Michael, elbette ki kan arzusuyla beraber kendisine en yakın olan kişiye, erkek kardeşi Sam’e yöneliyor. Kardeşi ise Michael’e neler olduğunun farkına varıyor ve önceden kendisini uyaran çizgi romancı çocuklardan yardım istiyor. Bu durum Sam’in kendini, dalga geçtiği korku çizgi romanlarından birinin içinde bulması gibi de değerlendirilebilir aslında.

Film, Michael’in kendini çözme çabaları ve Star’a olan duygularıyla ilgili olarak devam etse de aslında arka planda David ve arkadaşlarının işledikleri bazı cinayetlerin kokuları burnumuza gelmeye başlıyor.

Abisinin tehlikeli bir vampir olmadığına inanan bir kardeş var karşımızda. Sam, abisini kurtarabileceğine inanıyor ve bu yüzden de ona gerçekleri gösterebilecek tek kaynağa, vampir çizgi romanlarına sığınıyor. Çizgiromanlar, başvampir öldüğünde yarıvampirlerin eski hallerine döneceğini söylüyor ve Sam de, çizgi romancı arkadaşları Edgar ve Alan ile başvampiri bulmak ve yoketmek gibi bir misyon üstleniyor.

LostBoys 4

The Lost Boys, döneminin en iyi vampir filmlerinden biri. Bir gençlik filmi olmasından dolayı, kan ve vahşet yerini daha hafif aksiyon sahnelerine ve biraz da epriye bıraksa da, film orijinal vampir mitine sadık kalıyor. Sarımsak ve kutsal sudan etkilenen, aynadaki yansımaları bulanık olan, sivri dişli vampirler var karşımızda. Güneş ışığında alev almaları da cabası… Beslendikleri anda vampire dönüşen yarı vampirler ise, güneş ışığına çıkabilseler bile bu durum onları rahatsız ediyor.

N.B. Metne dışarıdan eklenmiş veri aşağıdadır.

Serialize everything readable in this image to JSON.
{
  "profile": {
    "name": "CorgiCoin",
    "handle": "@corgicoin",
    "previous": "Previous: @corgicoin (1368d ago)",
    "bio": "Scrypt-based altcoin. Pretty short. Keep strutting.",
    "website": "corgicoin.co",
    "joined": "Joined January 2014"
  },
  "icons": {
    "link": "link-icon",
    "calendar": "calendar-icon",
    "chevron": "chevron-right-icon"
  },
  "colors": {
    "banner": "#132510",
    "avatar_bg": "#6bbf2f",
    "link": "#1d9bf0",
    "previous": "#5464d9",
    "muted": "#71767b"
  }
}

Filmde, gerçek vampirleri izliyor olmak oldukça hoş.

Filmde hoşuma giden ikinci bir noktada hiç şüphesiz ki Frog kardeşlerdi. Edgar ve Alan isimlerinin Edgar Allan Poe’ya açıkça bir saygı duruşu şeklinde kullanılması filmi sevmemdeki etkenlerden biriydi.

Filmde Michael’ı, Kardeş Gibiydiler, Hız Tuzağı 2 ve Tanrının Vadisinde gibi filmlerden tanıdığımız Jason Patric canlandırırken, Sam’i ise serinin ikinci filminde de oynayan ve Tetikçi 2: Yüksek Voltaj’da da boy gösteren Corey Haim oynuyor. Başvampir David rolünde ise, 24 dizisinin Jack Bauer’ı olarak tanıdığımız Kiefer Sutherland mükemmel bir performans sergiliyor.

Film, her ne kadar 1987 yapımı olmasından dolayı teknolojik açıdan çok sağlam olmasa da, kurgu ve oyunculuk açısından olduk.a başarılı. Dönemin kült filmi haline gelen ve hala kendi türünün demişbaşlarından biri olarak geçen The Lost Boys, eğlenceli bir seyirlik.